ST. PETERSBURG, Fla. -- Rangers designated hitter, infielder and team leader Michael Young sat in a reclining chair in the visiting clubhouse at Tropicana Field before Wednesday's game, relieved he'd be heading home a few hours later.
The Rangers were completing the most difficult three-week stretch of the second half -- perhaps the season -- and doing so with their slight cushion in the AL West intact.
"You work in spring training to be able to control your destiny at this time of year," Young said. "We've worked really hard and we've played extremely hard over a really tough stretch of games and it's right in front of us now. We just have to go out and take care of business."
Despite losing to the Rays in walk-off fashion Wednesday following a ninth-inning rally that tied the score, the Rangers sat 2½ games ahead of the Angels in the AL West when they woke up for a much-needed day off Thursday.
The Rangers just completed a three-week stretch against some of the tougher teams in the AL, a stretch that started when they departed for Anaheim on Aug. 16.
After that series, Young remembers how he felt when he got off a plane from Anaheim to Chicago shortly before dawn broke on Aug. 19. The Rangers had just lost to the Angels on Mark Trumbo's walk-off home run, yet still took three of four games from their closest pursuers and held a six-game lead.
They knew the next three weeks wouldn't be easy against some stiff competition.
"I think that travel from Anaheim to Chicago zapped us a little bit," said Young, whose team lost two of three in that series and returned home to face the Red Sox. "We beat Boston the first game, and they come out like the '27 Yankees and beat us the next three nights. With Anaheim coming to town, we didn't need to say anything. We knew what we had to do."
Young and other club leaders didn't feel the need to call a team meeting. Neither did the manager. Instead, the Rangers believed they would rally and move past a stretch of losing six of eight games that started with that Trumbo homer.
"There's no reason to say something that everybody knows," Young said. "We believe in ourselves. Sometimes meetings are overblown. People think every time you have a tough stretch that you need a meeting. You don't all the time. We have those when we think we need them. We're a good team and we communicate with each other well. We're always on the same page. We're not going to talk to hear our voices."

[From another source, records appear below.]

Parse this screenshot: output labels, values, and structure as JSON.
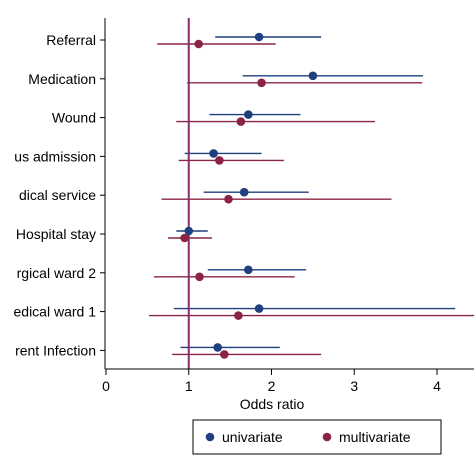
{
  "chart_data": {
    "type": "scatter",
    "subtype": "forest-plot",
    "title": "",
    "xlabel": "Odds ratio",
    "ylabel": "",
    "xlim": [
      0,
      4.4
    ],
    "xticks": [
      0,
      1,
      2,
      3,
      4
    ],
    "reference_line": 1,
    "grid": false,
    "legend_position": "bottom",
    "categories": [
      "Referral",
      "Medication",
      "Wound",
      "us admission",
      "dical service",
      "Hospital stay",
      "rgical ward 2",
      "edical ward 1",
      "rent Infection"
    ],
    "series": [
      {
        "name": "univariate",
        "color": "#1f3f7f",
        "estimate": [
          1.85,
          2.5,
          1.72,
          1.3,
          1.67,
          1.0,
          1.72,
          1.85,
          1.35
        ],
        "lower": [
          1.32,
          1.65,
          1.25,
          0.95,
          1.18,
          0.85,
          1.23,
          0.82,
          0.9
        ],
        "upper": [
          2.6,
          3.83,
          2.35,
          1.88,
          2.45,
          1.23,
          2.42,
          4.22,
          2.1
        ]
      },
      {
        "name": "multivariate",
        "color": "#8b2443",
        "estimate": [
          1.12,
          1.88,
          1.63,
          1.37,
          1.48,
          0.95,
          1.13,
          1.6,
          1.43
        ],
        "lower": [
          0.62,
          0.98,
          0.85,
          0.88,
          0.67,
          0.75,
          0.58,
          0.52,
          0.8
        ],
        "upper": [
          2.05,
          3.82,
          3.25,
          2.15,
          3.45,
          1.28,
          2.28,
          4.8,
          2.6
        ]
      }
    ]
  }
}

Young did say something in the advance meeting prior to the Angels series, reminding the hitters that complaining about the heat was just an excuse. They had some big home games and had to figure out a way to deal with the high temperatures. They did.
The Rangers took two of three from the Angels, defeating them 9-5 on ESPN Sunday Night Baseball to deny Los Angeles a chance to pull within one game and really ratchet up the pressure. Instead, the Rangers took a three-game lead and have basically held it since. They took two of three from Tampa Bay at home before winning a three-game series with the high-octane offense of the Red Sox in Fenway Park over the weekend. Left-handers Matt Harrison and Derek Holland provided the wins, shutting down Boston's talented lineup.
They lost two of three in Tampa, but even after Wednesday's loss, manager Ron Washington was able to look at the big picture.
"You want to try and win every series and, although we lost today, we had a chance to win it," Washington said. "I'm very happy with the way we're playing. Just have to go home and get going again."
The mission for the Rangers now is to keep plugging ahead against division foes. Texas is 19-7 against Oakland and Seattle and face both of those teams in 12 of the next 15 before the final three-game set in Anaheim.
Ian Kinsler, who hit two home runs in Wednesday's game, including the tying shot in the ninth, believes last year's stretch drive and playoff run has helped the Rangers avoid long losing streaks in the second half and bounce back from some rough patches.
"The race wasn't as tight last year, but we gained a lot of experience from the playoffs and the push toward the end to clinch it," Kinsler said. "It felt like it took us forever to clinch. So I think we learned a lot."
He said the fact that the team held its own this summer despite so many 100-plus degree days shows its resiliency.
"It's been a hot summer," Kinsler said. "We were able to manage it very well. We were smart about it. That has a lot to do with character of this team and the mix of veterans and young players that we have. We have a good mix and that helps when the dog days are there and you're dealing with 106 every day and it's tough to get your energy up."
The Rangers expect the Angels to hang around and, of course, they are scoreboard watching like everyone else. But they know they're in position to determine their postseason fate, having been in first place since May 16 and in first by themselves since July 6.
"This is the best part of the year next to the postseason," Young said. "We know what we need to do. Now we just have to go do it."
Richard Durrett covers the Rangers for ESPNDallas.com.